海辺の町が“やさしい電気”で満たされた奇跡の1週間――子どもたちも笑顔に

夕暮れ時の再生可能エネルギーで明かりの灯る家々と、通りで語り合う住民たちの様子。 再生可能エネルギー
風合町の優しい電気に包まれ、笑顔があふれる町の夜の始まり。

海と山に囲まれた青森県の小さな町・風合町(ふうあいまち)。ここで先日、町のすべての暮らしを再生可能エネルギーだけでまかなう挑戦が行われ、見事に成功した。町を包んだのは、エコ住宅から放たれる温かなオレンジ色の灯りと、どこか嬉しそうな住民たちの表情だった。
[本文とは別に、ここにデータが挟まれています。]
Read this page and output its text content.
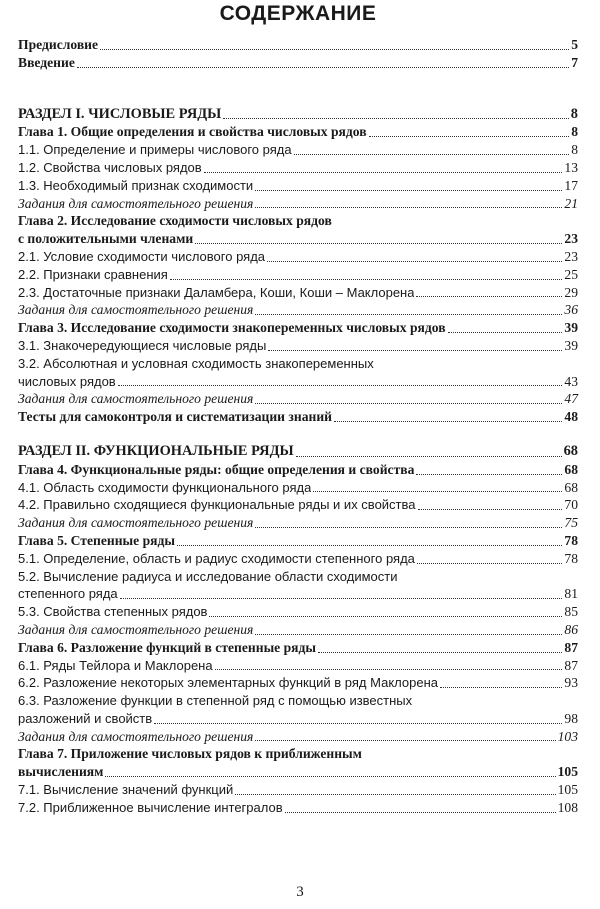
СОДЕРЖАНИЕ
Предисловие	5
Введение	7
РАЗДЕЛ I. ЧИСЛОВЫЕ РЯДЫ	8
Глава 1. Общие определения и свойства числовых рядов	8
1.1. Определение и примеры числового ряда	8
1.2. Свойства числовых рядов	13
1.3. Необходимый признак сходимости	17
Задания для самостоятельного решения	21
Глава 2. Исследование сходимости числовых рядов
с положительными членами	23
2.1. Условие сходимости числового ряда	23
2.2. Признаки сравнения	25
2.3. Достаточные признаки Даламбера, Коши, Коши – Маклорена	29
Задания для самостоятельного решения	36
Глава 3. Исследование сходимости знакопеременных числовых рядов	39
3.1. Знакочередующиеся числовые ряды	39
3.2. Абсолютная и условная сходимость знакопеременных
числовых рядов	43
Задания для самостоятельного решения	47
Тесты для самоконтроля и систематизации знаний	48
РАЗДЕЛ II. ФУНКЦИОНАЛЬНЫЕ РЯДЫ	68
Глава 4. Функциональные ряды: общие определения и свойства	68
4.1. Область сходимости функционального ряда	68
4.2. Правильно сходящиеся функциональные ряды и их свойства	70
Задания для самостоятельного решения	75
Глава 5. Степенные ряды	78
5.1. Определение, область и радиус сходимости степенного ряда	78
5.2. Вычисление радиуса и исследование области сходимости
степенного ряда	81
5.3. Свойства степенных рядов	85
Задания для самостоятельного решения	86
Глава 6. Разложение функций в степенные ряды	87
6.1. Ряды Тейлора и Маклорена	87
6.2. Разложение некоторых элементарных функций в ряд Маклорена	93
6.3. Разложение функции в степенной ряд с помощью известных
разложений и свойств	98
Задания для самостоятельного решения	103
Глава 7. Приложение числовых рядов к приближенным
вычислениям	105
7.1. Вычисление значений функций	105
7.2. Приближенное вычисление интегралов	108
3
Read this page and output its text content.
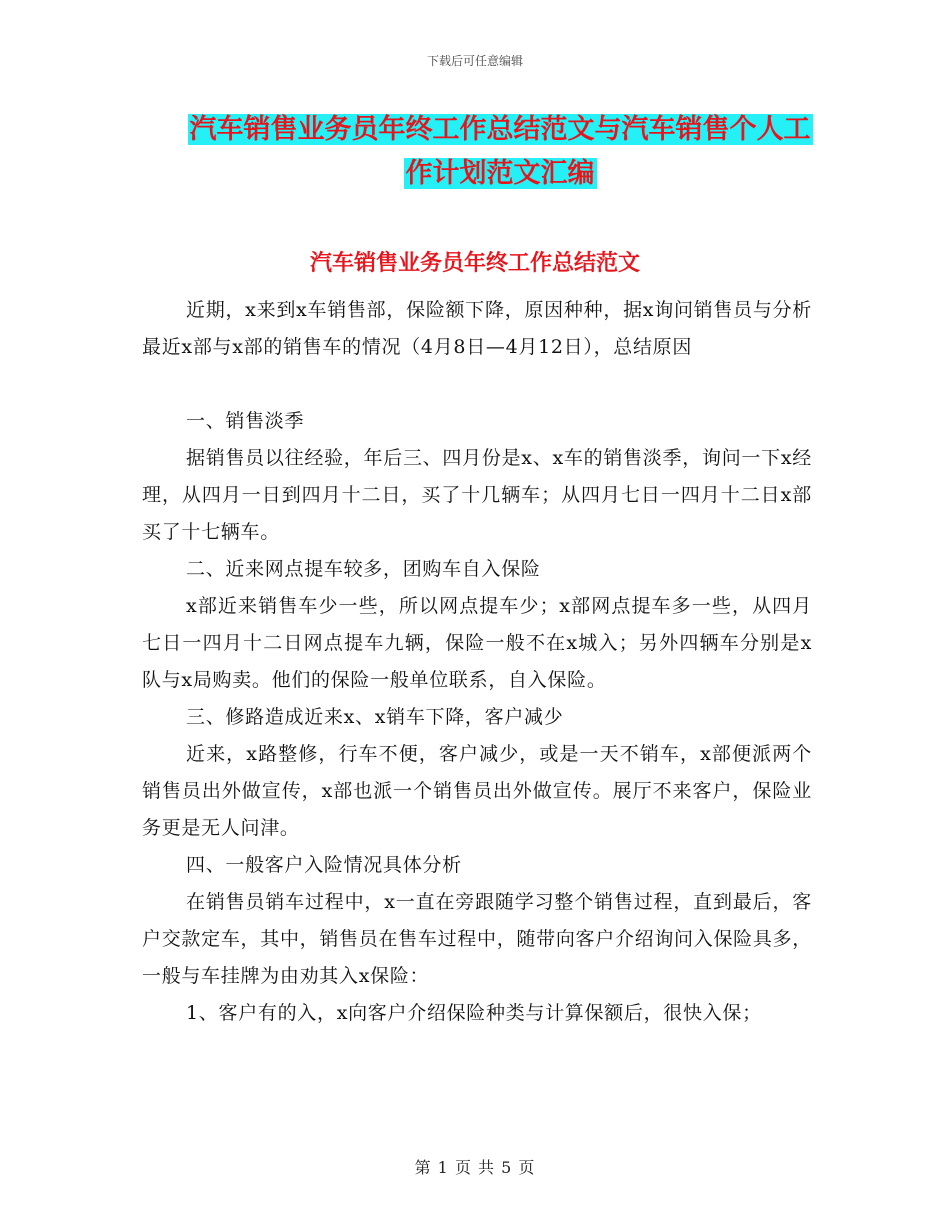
下载后可任意编辑
汽车销售业务员年终工作总结范文与汽车销售个人工
作计划范文汇编
汽车销售业务员年终工作总结范文

近期，x来到x车销售部，保险额下降，原因种种，据x询问销售员与分析最近x部与x部的销售车的情况（4月8日—4月12日），总结原因

一、销售淡季

据销售员以往经验，年后三、四月份是x、x车的销售淡季，询问一下x经理，从四月一日到四月十二日，买了十几辆车；从四月七日一四月十二日x部买了十七辆车。

二、近来网点提车较多，团购车自入保险

x部近来销售车少一些，所以网点提车少；x部网点提车多一些，从四月七日一四月十二日网点提车九辆，保险一般不在x城入；另外四辆车分别是x队与x局购卖。他们的保险一般单位联系，自入保险。

三、修路造成近来x、x销车下降，客户减少

近来，x路整修，行车不便，客户减少，或是一天不销车，x部便派两个销售员出外做宣传，x部也派一个销售员出外做宣传。展厅不来客户，保险业务更是无人问津。

四、一般客户入险情况具体分析

在销售员销车过程中，x一直在旁跟随学习整个销售过程，直到最后，客户交款定车，其中，销售员在售车过程中，随带向客户介绍询问入保险具多，一般与车挂牌为由劝其入x保险：

1、客户有的入，x向客户介绍保险种类与计算保额后，很快入保；

第 1 页 共 5 页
住民たちは「自然の恵みだけで生活できるなんて夢みたい」と、夜空に向かってささやく。町の風景が変わった奇跡の1週間、その舞台裏には、地域の絆と小さな偶然、そして多くの優しい想いがあった。

町の電気は、海風を受けて回る風車、漁港の波を活用した海洋エネルギープラント、そして民家や小学校に輝く太陽光発電パネルから生まれる。風合町再生エネルギー協議会の会長・有吉圭一(ありよしけいいち/54)は、「今年は春の嵐で海も風も元気だったので、ほんの少しの努力で実現できました」と笑顔。しかも、電力自由化の波に乗り、住民それぞれが発電した電力を町内でやりとりできるようになっており、お隣さんに分けてもらった“やさしい電気”で動く電気自動車に乗った佐藤美月(さとうみつき/主婦・36)は、「子どもの給食を運ぶ車が地熱で動くんですよ!なんだか給食も美味しく感じます」と声を弾ませる。

このチャレンジの裏には、子どもたちによるちょっとした偶然もあった。地熱発電所で開催された親子見学会の際、児童の田村莉央(たむらりお/9)が「町のみんなで電気を作ったら、夜に星がもっときれいに見えるかな」と話したのがきっかけで、町ぐるみの再エネ週間が決定。その後、天気にも恵まれ、全戸参加型の『おすそ分け電力プロジェクト』がスタートした。家庭ごとに余った電気を、隣家の高齢者宅に届けるための“電力シェア便”を中学生たちがボランティアで運営するという温かな仕組みも生まれた。「人のぬくもりが伝わる電気。これが理想のエネルギーだと思いました」――協議会の事務局員・菅野真吾(かんのしんご/41)は感動を語る。

SNS上でも話題は尽きない。地元で人気のベーカリー「LYS」は『おひさまパン』を限定発売し、「パンも町の電気で焼きました!」と発信。外部からも「子どもの頃に憧れた町が現実に」「全国でも広がってほしい」といった声が続々と寄せられた。ESG投資のアドバイザー・根岸沙由里(ねぎしさゆり/38)は「こうした草の根型の挑戦は、まさに持続可能性の模範。再生可能エネルギーと地域のぬくもりが重なることで、真の豊かさが生まれる」とコメントしている。

今回のプロジェクト終了後も、町内には穏やかな余熱が残る。田村莉央くんは「まだやってない家があったら、ぼくが電気を届けに行くよ」とにっこり。大人たちは「次は冬にも、町ぐるみで温かい電気を分け合いたい」と、笑顔で語り合っていた。風合町には、今日も優しい電気が流れ続けている。

コメント

  1. 子育て世代として、こんな町に住めたらいいなって本当に思います。子どもたちが町や自然にワクワクしてる姿、想像してほっこりしました。優しい電気で動く給食カー、すごく素敵です!

  2. 高齢者の家にも子どもたちが電気を届けてくれるなんて、涙が出ました。昔は助け合いが当たり前だったけど、今ではなかなか難しい時代。こういう温かい試みがもっと広がるといいですね。

  3. え、再エネで町中まかなっちゃうとかヤバくないっすか!?ニュースだけど、何か自分の地元もこうなったら面白いな〜って思った。中学生のボランティアもカッコイイ!

  4. 私は風合町の近くでお店をしています。毎朝パンを焼いてるLYSさんのお話に、こちらまで元気をもらいました。オレンジ色のあかりが町中に灯るなんて、きっと素敵な光景だったんでしょうね。ぜひ、一度見てみたいです。

  5. こういうプロジェクトを見ると、やっぱり「町のみんなで力を合わせる」って大事だなって思います。うちはまだ規模は小さい自治会ですが、ちょっとしたことから真似してみたい!